Speaker: Professor Shervin Shirmohammadi, University of Ottawa
Date: March 27 2025, Thursday
Time: 11:00 AM – 12:30 PM SGT
Venue: COM1 Seminar Room 1
13 Computing Drive S117417
Abstract:
As Artificial Intelligence (AI) becomes a more prevalent technology in nearly all applications of technology, some directly or indirectly affecting human safety, the issue of making trustworthy decisions based on AI prediction becomes important, and in some cases vital. In this talk, we will describe what uncertainty is, what are its sources in AI, how it can be quantified in both AI regression and AI classification (including LLMs), and how it can be used to catch less-trustworthy AI predictions, leading to more accurate and trustworthy systems that can be deployed in the real world.
Biography:
Shervin Shirmohammadi received his Ph.D. in Electrical Engineering in 2000 from the University of Ottawa, Canada, and after spending 3 years in the industry as a senior architect and project manager, joined as Assistant Professor the same University, where since 2012 he has been a Full Professor with the School of Electrical Engineering and Computer Science.
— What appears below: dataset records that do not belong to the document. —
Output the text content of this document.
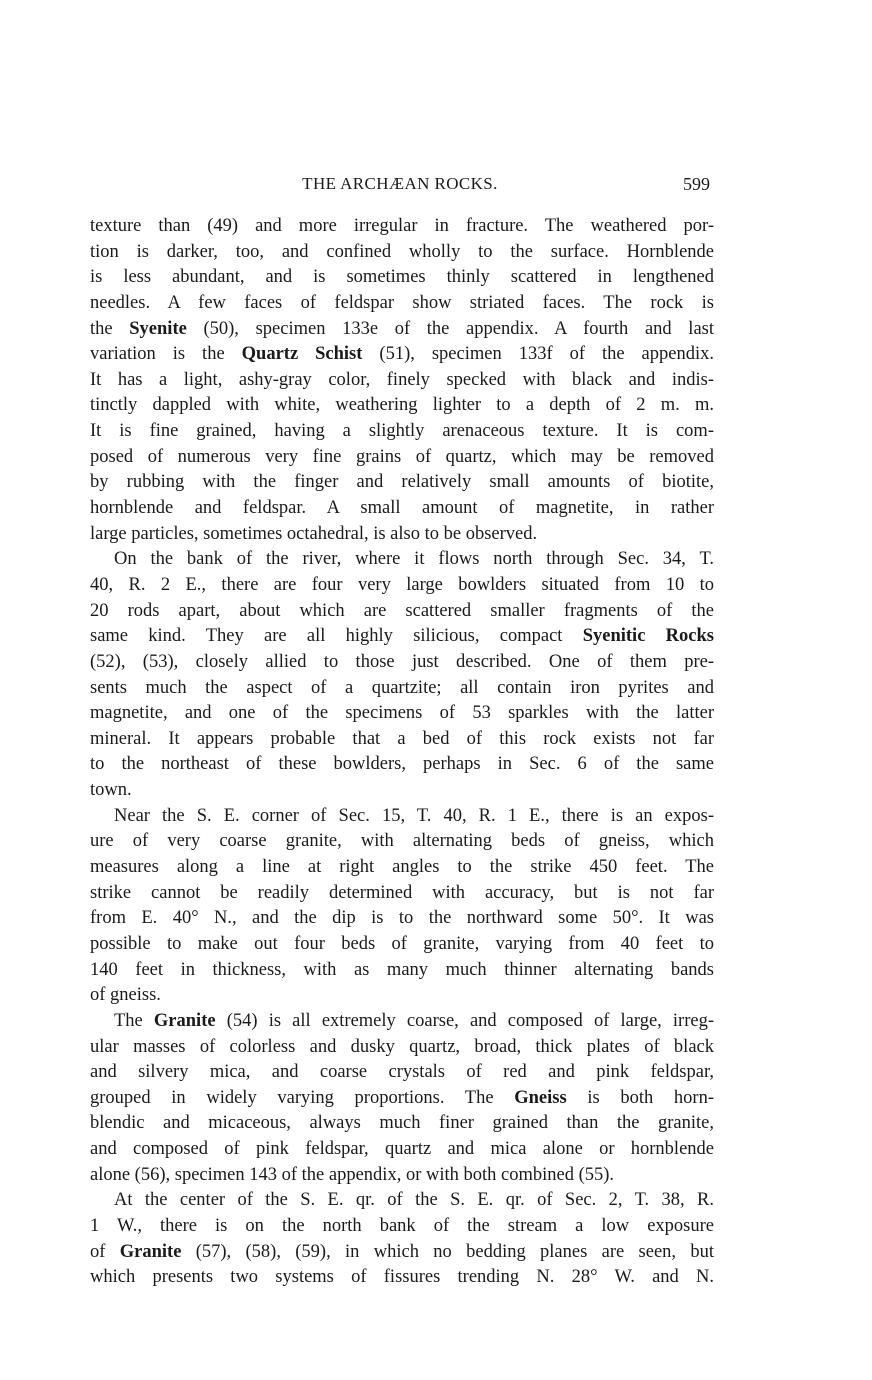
THE ARCHÆAN ROCKS.	599
texture than (49) and more irregular in fracture. The weathered por-
tion is darker, too, and confined wholly to the surface. Hornblende
is less abundant, and is sometimes thinly scattered in lengthened
needles. A few faces of feldspar show striated faces. The rock is
the Syenite (50), specimen 133e of the appendix. A fourth and last
variation is the Quartz Schist (51), specimen 133f of the appendix.
It has a light, ashy-gray color, finely specked with black and indis-
tinctly dappled with white, weathering lighter to a depth of 2 m. m.
It is fine grained, having a slightly arenaceous texture. It is com-
posed of numerous very fine grains of quartz, which may be removed
by rubbing with the finger and relatively small amounts of biotite,
hornblende and feldspar. A small amount of magnetite, in rather
large particles, sometimes octahedral, is also to be observed.
On the bank of the river, where it flows north through Sec. 34, T.
40, R. 2 E., there are four very large bowlders situated from 10 to
20 rods apart, about which are scattered smaller fragments of the
same kind. They are all highly silicious, compact Syenitic Rocks
(52), (53), closely allied to those just described. One of them pre-
sents much the aspect of a quartzite; all contain iron pyrites and
magnetite, and one of the specimens of 53 sparkles with the latter
mineral. It appears probable that a bed of this rock exists not far
to the northeast of these bowlders, perhaps in Sec. 6 of the same
town.
Near the S. E. corner of Sec. 15, T. 40, R. 1 E., there is an expos-
ure of very coarse granite, with alternating beds of gneiss, which
measures along a line at right angles to the strike 450 feet. The
strike cannot be readily determined with accuracy, but is not far
from E. 40° N., and the dip is to the northward some 50°. It was
possible to make out four beds of granite, varying from 40 feet to
140 feet in thickness, with as many much thinner alternating bands
of gneiss.
The Granite (54) is all extremely coarse, and composed of large, irreg-
ular masses of colorless and dusky quartz, broad, thick plates of black
and silvery mica, and coarse crystals of red and pink feldspar,
grouped in widely varying proportions. The Gneiss is both horn-
blendic and micaceous, always much finer grained than the granite,
and composed of pink feldspar, quartz and mica alone or hornblende
alone (56), specimen 143 of the appendix, or with both combined (55).
At the center of the S. E. qr. of the S. E. qr. of Sec. 2, T. 38, R.
1 W., there is on the north bank of the stream a low exposure
of Granite (57), (58), (59), in which no bedding planes are seen, but
which presents two systems of fissures trending N. 28° W. and N.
He is Director of the Discover Laboratory, doing research in AI-assisted measurements, especially vision-based measurement, IoT measurements, and multimedia and network measurements. The results of his research, funded by more than $28 million from public and private sectors, have led to over 400 publications, over 80 researchers trained at the postdoctoral, PhD, and Master’s levels, 30+ patents and technology transfers to the private sector, and four Best Paper awards. He is the Associate Editor-in-Chief of the IEEE Open Journal of Instrumentation and Measurement, for which he was the Founding Editor-in-Chief from 2021 to 2023, and was the Editor-in-Chief of the IEEE Transactions on Instrumentation and Measurement from 2017 to 2021.
Dr. Shirmohammadi is an IEEE Fellow “for contributions to multimedia systems and network measurements”, and recipient of the 2019 George S. Glinski Award for Excellence in Research, the 2021 IEEE IMS Distinguished Service Award, and the 2023 IEEE IMS Technical Award “for contributions to the advancement of machine learning-assisted measurements”.